Die meisten Anwendungsprobleme waren jedoch bereits seit Jahren bekannt und die unzulänglichen Praktiken gewisser Kantone und paritätischer Kommissionen hätten den Bundesrat schon viel früher zum Handeln bewegen sollen. Die Steuerung kann sich bisher nicht auf verlässliche Daten stützen und sich beispielsweise kein Bild davon machen, wie viele Verstösse es im Lohnbereich wirklich gibt oder wie die paritätischen Kommissionen die Kontrollen aufteilen und finanzieren. Auch wird die Steuerung durch den Vollzugsföderalismus und die uneinheitliche und komplexe Organisation der paritätischen Kommissionen stark erschwert.

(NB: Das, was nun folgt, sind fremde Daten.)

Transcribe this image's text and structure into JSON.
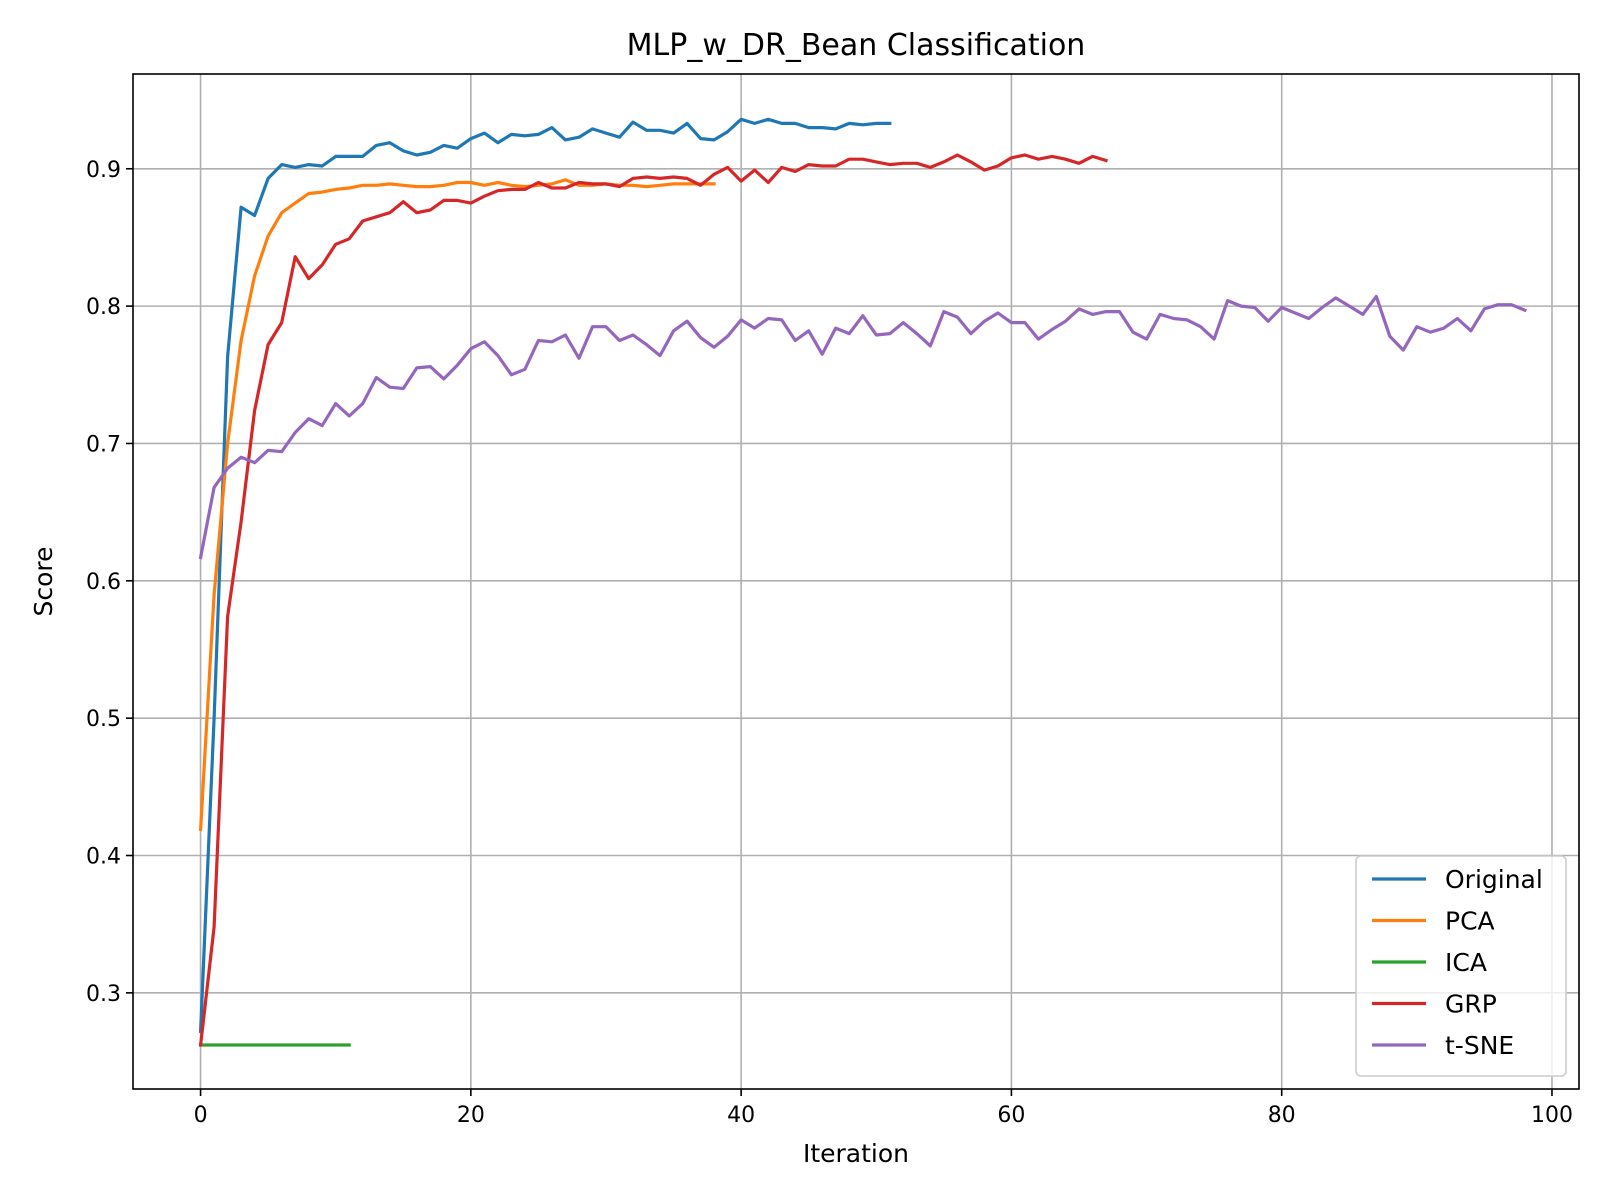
{
  "chart_data": {
    "type": "line",
    "title": "MLP_w_DR_Bean Classification",
    "xlabel": "Iteration",
    "ylabel": "Score",
    "xlim": [
      -5,
      102
    ],
    "ylim": [
      0.23,
      0.969
    ],
    "xticks": [
      0,
      20,
      40,
      60,
      80,
      100
    ],
    "xtick_labels": [
      "0",
      "20",
      "40",
      "60",
      "80",
      "100"
    ],
    "yticks": [
      0.3,
      0.4,
      0.5,
      0.6,
      0.7,
      0.8,
      0.9
    ],
    "ytick_labels": [
      "0.3",
      "0.4",
      "0.5",
      "0.6",
      "0.7",
      "0.8",
      "0.9"
    ],
    "grid": true,
    "legend_position": "lower-right",
    "series": [
      {
        "name": "Original",
        "color": "#1f77b4",
        "values": [
          0.272,
          0.5,
          0.763,
          0.872,
          0.866,
          0.893,
          0.903,
          0.901,
          0.903,
          0.902,
          0.909,
          0.909,
          0.909,
          0.917,
          0.919,
          0.913,
          0.91,
          0.912,
          0.917,
          0.915,
          0.922,
          0.926,
          0.919,
          0.925,
          0.924,
          0.925,
          0.93,
          0.921,
          0.923,
          0.929,
          0.926,
          0.923,
          0.934,
          0.928,
          0.928,
          0.926,
          0.933,
          0.922,
          0.921,
          0.927,
          0.936,
          0.933,
          0.936,
          0.933,
          0.933,
          0.93,
          0.93,
          0.929,
          0.933,
          0.932,
          0.933,
          0.933
        ]
      },
      {
        "name": "PCA",
        "color": "#ff7f0e",
        "values": [
          0.419,
          0.59,
          0.7,
          0.775,
          0.822,
          0.851,
          0.868,
          0.875,
          0.882,
          0.883,
          0.885,
          0.886,
          0.888,
          0.888,
          0.889,
          0.888,
          0.887,
          0.887,
          0.888,
          0.89,
          0.89,
          0.888,
          0.89,
          0.888,
          0.887,
          0.888,
          0.889,
          0.892,
          0.888,
          0.888,
          0.889,
          0.888,
          0.888,
          0.887,
          0.888,
          0.889,
          0.889,
          0.889,
          0.889
        ]
      },
      {
        "name": "ICA",
        "color": "#2ca02c",
        "values": [
          0.262,
          0.262,
          0.262,
          0.262,
          0.262,
          0.262,
          0.262,
          0.262,
          0.262,
          0.262,
          0.262,
          0.262
        ]
      },
      {
        "name": "GRP",
        "color": "#d62728",
        "values": [
          0.262,
          0.348,
          0.574,
          0.643,
          0.724,
          0.772,
          0.788,
          0.836,
          0.82,
          0.83,
          0.845,
          0.849,
          0.862,
          0.865,
          0.868,
          0.876,
          0.868,
          0.87,
          0.877,
          0.877,
          0.875,
          0.88,
          0.884,
          0.885,
          0.885,
          0.89,
          0.886,
          0.886,
          0.89,
          0.889,
          0.889,
          0.887,
          0.893,
          0.894,
          0.893,
          0.894,
          0.893,
          0.888,
          0.896,
          0.901,
          0.891,
          0.899,
          0.89,
          0.901,
          0.898,
          0.903,
          0.902,
          0.902,
          0.907,
          0.907,
          0.905,
          0.903,
          0.904,
          0.904,
          0.901,
          0.905,
          0.91,
          0.905,
          0.899,
          0.902,
          0.908,
          0.91,
          0.907,
          0.909,
          0.907,
          0.904,
          0.909,
          0.906
        ]
      },
      {
        "name": "t-SNE",
        "color": "#9467bd",
        "values": [
          0.617,
          0.668,
          0.682,
          0.69,
          0.686,
          0.695,
          0.694,
          0.708,
          0.718,
          0.713,
          0.729,
          0.72,
          0.729,
          0.748,
          0.741,
          0.74,
          0.755,
          0.756,
          0.747,
          0.757,
          0.769,
          0.774,
          0.764,
          0.75,
          0.754,
          0.775,
          0.774,
          0.779,
          0.762,
          0.785,
          0.785,
          0.775,
          0.779,
          0.772,
          0.764,
          0.782,
          0.789,
          0.777,
          0.77,
          0.778,
          0.79,
          0.784,
          0.791,
          0.79,
          0.775,
          0.782,
          0.765,
          0.784,
          0.78,
          0.793,
          0.779,
          0.78,
          0.788,
          0.78,
          0.771,
          0.796,
          0.792,
          0.78,
          0.789,
          0.795,
          0.788,
          0.788,
          0.776,
          0.783,
          0.789,
          0.798,
          0.794,
          0.796,
          0.796,
          0.781,
          0.776,
          0.794,
          0.791,
          0.79,
          0.785,
          0.776,
          0.804,
          0.8,
          0.799,
          0.789,
          0.799,
          0.795,
          0.791,
          0.799,
          0.806,
          0.8,
          0.794,
          0.807,
          0.778,
          0.768,
          0.785,
          0.781,
          0.784,
          0.791,
          0.782,
          0.798,
          0.801,
          0.801,
          0.797
        ]
      }
    ]
  }
}
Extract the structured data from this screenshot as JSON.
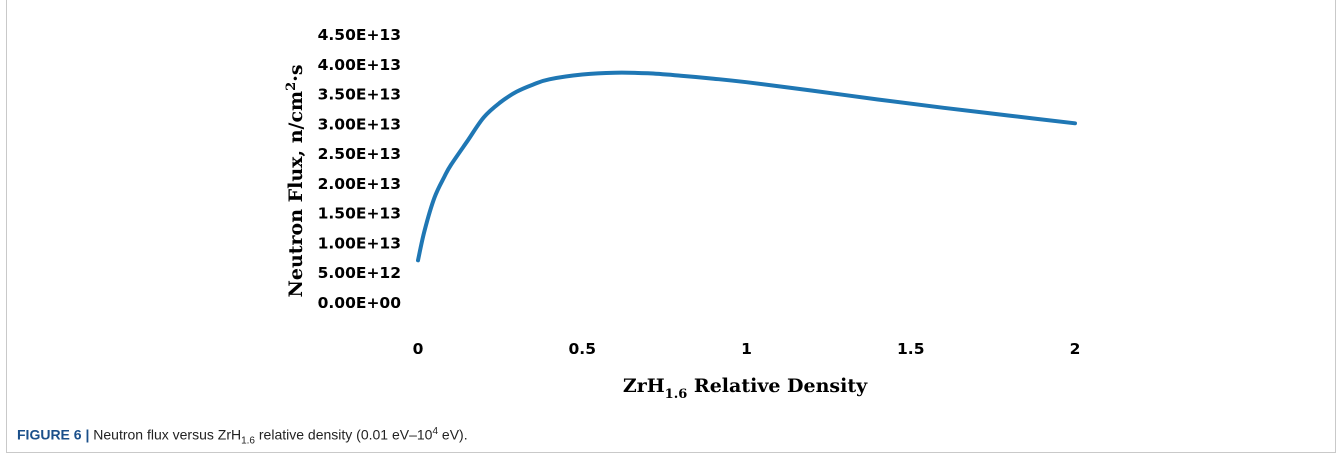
{
  "chart_data": {
    "type": "line",
    "title": "",
    "xlabel": {
      "main": "ZrH",
      "sub": "1.6",
      "rest": " Relative Density"
    },
    "ylabel": {
      "main": "Neutron Flux, n/cm",
      "sup": "2",
      "rest": "·s"
    },
    "xlim": [
      0,
      2
    ],
    "ylim": [
      0,
      45000000000000.0
    ],
    "x_ticks": [
      0,
      0.5,
      1,
      1.5,
      2
    ],
    "x_tick_labels": [
      "0",
      "0.5",
      "1",
      "1.5",
      "2"
    ],
    "y_ticks": [
      0,
      5000000000000.0,
      10000000000000.0,
      15000000000000.0,
      20000000000000.0,
      25000000000000.0,
      30000000000000.0,
      35000000000000.0,
      40000000000000.0,
      45000000000000.0
    ],
    "y_tick_labels": [
      "0.00E+00",
      "5.00E+12",
      "1.00E+13",
      "1.50E+13",
      "2.00E+13",
      "2.50E+13",
      "3.00E+13",
      "3.50E+13",
      "4.00E+13",
      "4.50E+13"
    ],
    "grid": false,
    "series": [
      {
        "color": "#1f77b4",
        "x": [
          0,
          0.02,
          0.05,
          0.08,
          0.1,
          0.15,
          0.2,
          0.25,
          0.3,
          0.35,
          0.4,
          0.5,
          0.6,
          0.7,
          0.8,
          0.9,
          1.0,
          1.2,
          1.4,
          1.6,
          1.8,
          2.0
        ],
        "y": [
          7000000000000.0,
          12000000000000.0,
          17500000000000.0,
          21000000000000.0,
          23000000000000.0,
          27000000000000.0,
          31000000000000.0,
          33500000000000.0,
          35300000000000.0,
          36500000000000.0,
          37400000000000.0,
          38200000000000.0,
          38500000000000.0,
          38400000000000.0,
          38000000000000.0,
          37500000000000.0,
          36900000000000.0,
          35500000000000.0,
          34000000000000.0,
          32600000000000.0,
          31300000000000.0,
          30000000000000.0
        ]
      }
    ]
  },
  "caption": {
    "label": "FIGURE 6 |",
    "text_before": " Neutron flux versus ZrH",
    "sub": "1.6",
    "text_after": " relative density (0.01 eV–10",
    "sup": "4",
    "text_end": " eV)."
  }
}
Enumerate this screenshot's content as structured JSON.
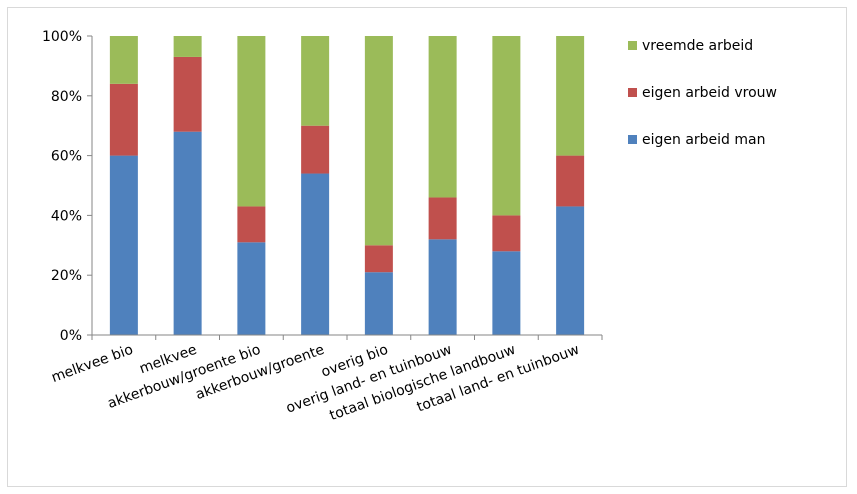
{
  "chart_data": {
    "type": "bar",
    "stacked": true,
    "percent": true,
    "title": "",
    "xlabel": "",
    "ylabel": "",
    "ylim": [
      0,
      100
    ],
    "yticks": [
      "0%",
      "20%",
      "40%",
      "60%",
      "80%",
      "100%"
    ],
    "categories": [
      "melkvee bio",
      "melkvee",
      "akkerbouw/groente bio",
      "akkerbouw/groente",
      "overig bio",
      "overig land- en tuinbouw",
      "totaal biologische landbouw",
      "totaal land- en tuinbouw"
    ],
    "series": [
      {
        "name": "eigen arbeid man",
        "color": "#4f81bd",
        "values": [
          60,
          68,
          31,
          54,
          21,
          32,
          28,
          43
        ]
      },
      {
        "name": "eigen arbeid vrouw",
        "color": "#c0504d",
        "values": [
          24,
          25,
          12,
          16,
          9,
          14,
          12,
          17
        ]
      },
      {
        "name": "vreemde arbeid",
        "color": "#9bbb59",
        "values": [
          16,
          7,
          57,
          30,
          70,
          54,
          60,
          40
        ]
      }
    ],
    "legend_position": "right",
    "legend_order": [
      "vreemde arbeid",
      "eigen arbeid vrouw",
      "eigen arbeid man"
    ],
    "grid": false
  }
}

Angesichts dessen, dass die flankierenden Massnahmen der Bekämpfung des Lohnund Sozialdumpings dienen sollen, ist es problematisch, dass die strategische Steuerung schwergewichtig auf eine kleine Zielgruppe fokussiert ist: Rund die Hälfte der Kontrollen und drei Viertel des Budgets werden eingesetzt, um diese Gruppe der entsandten Arbeitnehmenden zu kontrollieren, die allerdings nur 0,5 Prozent des gesamten Beschäftigungsvolumens in der Schweiz ausmacht.

Abbildung 4 Anteil der entsandten Arbeitnehmenden am gesamten Beschäftigungsvolumen

Anteil der entsandten Arbeitnehmenden bei den durchgeführten Kontrollen

Das System der flankierenden Massnahmen basiert auf einem Grundpfeiler der Schweizer Wirtschaft: den Beziehungen zwischen den Sozialpartnern. Die vorherrschende Stellung der paritätischen Kommissionen bei der Umsetzung der flankierenden Massnahmen lässt sich damit rechtfertigen, dass die von ihnen abgedeckten Branchen besonders exponiert sind, was die Qualifikation der Arbeitskräfte, das Lohnniveau und den Konkurrenzdruck angeht. Obwohl in diesen Branchen fast die Hälfte aller Kontrollen durchgeführt und die Hälfte der Gesamtkosten des Bundes generiert werden, entfallen auf sie rein quantitativ nur gerade 13 Prozent der Arbeitnehmenden. Die basierend auf der Lohnstrukturerhebung realisierte Studie zeigte allerdings, dass sich der Lohndruck nicht nur in den Branchen bemerkbar macht, die als besonders anfällig für Lohn- und Sozialdumping gelten. Deshalb sollte die Fokussierung der flankierenden Massnahmen auf die Niedriglohnbranchen hinterfragt werden.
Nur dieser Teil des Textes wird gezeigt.